General characteristics
- Class & type: Tumleren-class submarine
- Displacement: 370 tons surfaced, 435 tons submerged
- Length: 47.20 m (154.9 ft)
- Beam: 4.70 m (15.4 ft)
- Draught: 3.80 m (12.5 ft)
- Propulsion: two MTU 1,100 hp diesel engines, one 1,700 hp electric motor
- Speed: 10 knots (19 km/h) surfaced, 17 knots (31 km/h) submerged
- Complement: 24 officers and men
- Armament: eight 533 mm (21-inch) torpedo tubes, eight torpedoes

= HDMS Sælen =

HDMS Sælen (S323) (or KDM Sælen ) is one of the three Tumleren-class small coastal submarines of the Royal Danish Navy.

==History==
She was built as a Type 207 submarine by Rheinstahl-Nordseewerke of Emden, Germany in 1965 for the Royal Norwegian Navy and served for 25 years as HNoMS Uthaug before being purchased by Denmark in 1990, and renamed after the seal. Her international call sign is OUCJ.

On 4 December 1990, Sælen sank in the Kattegat off Hesselø while being towed from Copenhagen to Aarhus. On 17 December, she was raised by the German floating crane Roland and taken to Aarhus for repair.

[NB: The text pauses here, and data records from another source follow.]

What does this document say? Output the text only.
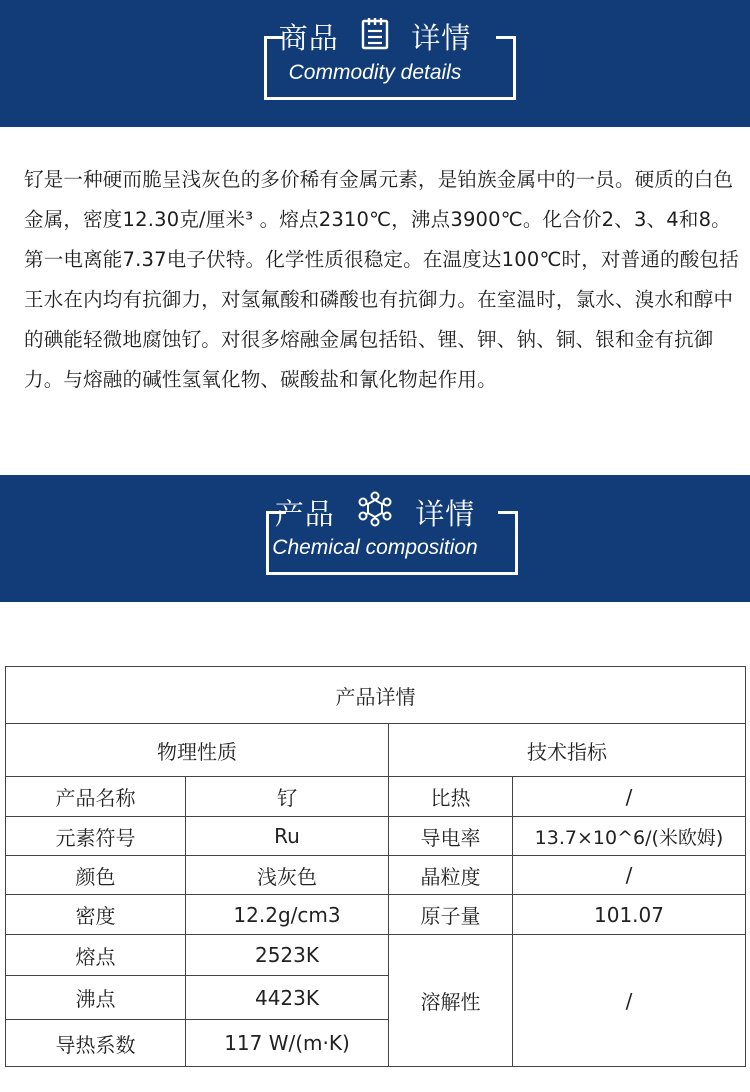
商品 详情
Commodity details
钌是一种硬而脆呈浅灰色的多价稀有金属元素，是铂族金属中的一员。硬质的白色金属，密度12.30克/厘米³ 。熔点2310℃，沸点3900℃。化合价2、3、4和8。第一电离能7.37电子伏特。化学性质很稳定。在温度达100℃时，对普通的酸包括王水在内均有抗御力，对氢氟酸和磷酸也有抗御力。在室温时，氯水、溴水和醇中的碘能轻微地腐蚀钌。对很多熔融金属包括铅、锂、钾、钠、铜、银和金有抗御力。与熔融的碱性氢氧化物、碳酸盐和氰化物起作用。
产品	详情
Chemical composition
产品详情			
物理性质		技术指标	
产品名称	钌	比热	/
元素符号	Ru	导电率	13.7×10^6/(米欧姆)
颜色	浅灰色	晶粒度	/
密度	12.2g/cm3	原子量	101.07
熔点	2523K	溶解性	/
沸点	4423K		
导热系数	117 W/(m·K)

On 10 August 1993, diving approval was issued and the boat was recommissioned.

Sælen served in the 2003 invasion of Iraq from May 2002 until June 2003. To speed her return to her homeport of Frederikshavn after 385 days of deployment in the Mediterranean Sea and the Persian Gulf, she was transported on board the heavy-lift ship Grietje.

==Museum ship==

After her return from the Persian Gulf, Sælen was decommissioned and handed over to the Royal Danish Naval Museum. Sælen is now on the hard at the old navy headquarters at Holmen in central Copenhagen where she is open to visitors.